My question is from Cazenave's book "Semilinear Schrödinger Equation", page 35. I am stuck with Step 2 of the Strichartz's estimates.

The book says that $||\Phi_f(t)||_{L^2}^2=\left(\int_0^t \mathcal{T}(t-s)f(s)ds,\int_0^t \mathcal{T}(t-\sigma)f(\sigma)d\sigma\right)_{L^2}=$

$\underbrace{\int_0^t\int_0^t\left( \mathcal{T}(t-s)f(s), \mathcal{T}(t-\sigma)f(\sigma)\right)_{L^2}d\sigma ds=\int_0^t \int_0^t \left( f(s),\mathcal{T}(s-\sigma)f(\sigma)\right)_{L^2}d\sigma ds=}_?$

$=\int_0^t\left(f(s),\Theta_{t,f}(s)\right)_{L^2}ds$,

where $\Theta_{t,f}(s)$ was defined earlier in the chapter, but it is not important for the purpose of this question.

$\mathcal{T}(t)$ is defined as the group of isometries on $L^2(\Omega)$ generated by the skew-adjoint operator $iA$, where $A$ is the Laplacian with the Dirichlet boundary conditions on $\partial\Omega$. On the other hand there is a theorem which says that $\mathcal{T}(t)\phi(x)=(4\pi it)^{-\frac{N}{2}}\int_{\mathbb{R}^N}e^\frac{i|x-y|^2}{4t}\phi(y)dy$ for suitable functions $\phi$.

I would really appreciate if someone could give me a hand. I actually struggle with the third equality, namely how the identity below is determined:

$\int_{0}^{t}\int_{0}^{t} (\mathcal{T}(t-s)f(s),\mathcal{T}(t-\sigma)f(\sigma))_{L^2} d\sigma ds=\int_{0}^{t}\int_{0}^{t} (f(s),\mathcal{T}(s-\sigma)f(\sigma))_{L^2} d\sigma ds$.

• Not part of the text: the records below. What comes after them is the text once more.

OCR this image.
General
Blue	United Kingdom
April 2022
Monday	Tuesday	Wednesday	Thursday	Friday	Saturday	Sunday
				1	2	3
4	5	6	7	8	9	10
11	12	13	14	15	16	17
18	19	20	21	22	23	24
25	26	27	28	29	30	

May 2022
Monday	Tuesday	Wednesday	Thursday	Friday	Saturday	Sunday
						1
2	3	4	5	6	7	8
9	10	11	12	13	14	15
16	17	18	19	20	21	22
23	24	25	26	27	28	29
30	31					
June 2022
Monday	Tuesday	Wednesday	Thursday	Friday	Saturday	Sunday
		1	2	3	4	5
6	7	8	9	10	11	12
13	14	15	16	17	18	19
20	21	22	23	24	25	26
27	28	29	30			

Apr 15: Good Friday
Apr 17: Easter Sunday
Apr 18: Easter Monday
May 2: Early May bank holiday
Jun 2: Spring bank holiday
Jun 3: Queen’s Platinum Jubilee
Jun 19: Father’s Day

If I am not wrong, I need to prove that

$\int\mathcal{T}(t-s)f(s)\overline{\mathcal{T}(t-\sigma)f(\sigma)}=\int f(s)\overline{\mathcal{T}(s-\sigma)f(\sigma)}$,

where the $L^2$ inner product is defined by $(u,v)_{L^2}$=Re $\int_{\Omega}u(x)\overline{v(x)}dx$.

Thanks in advance!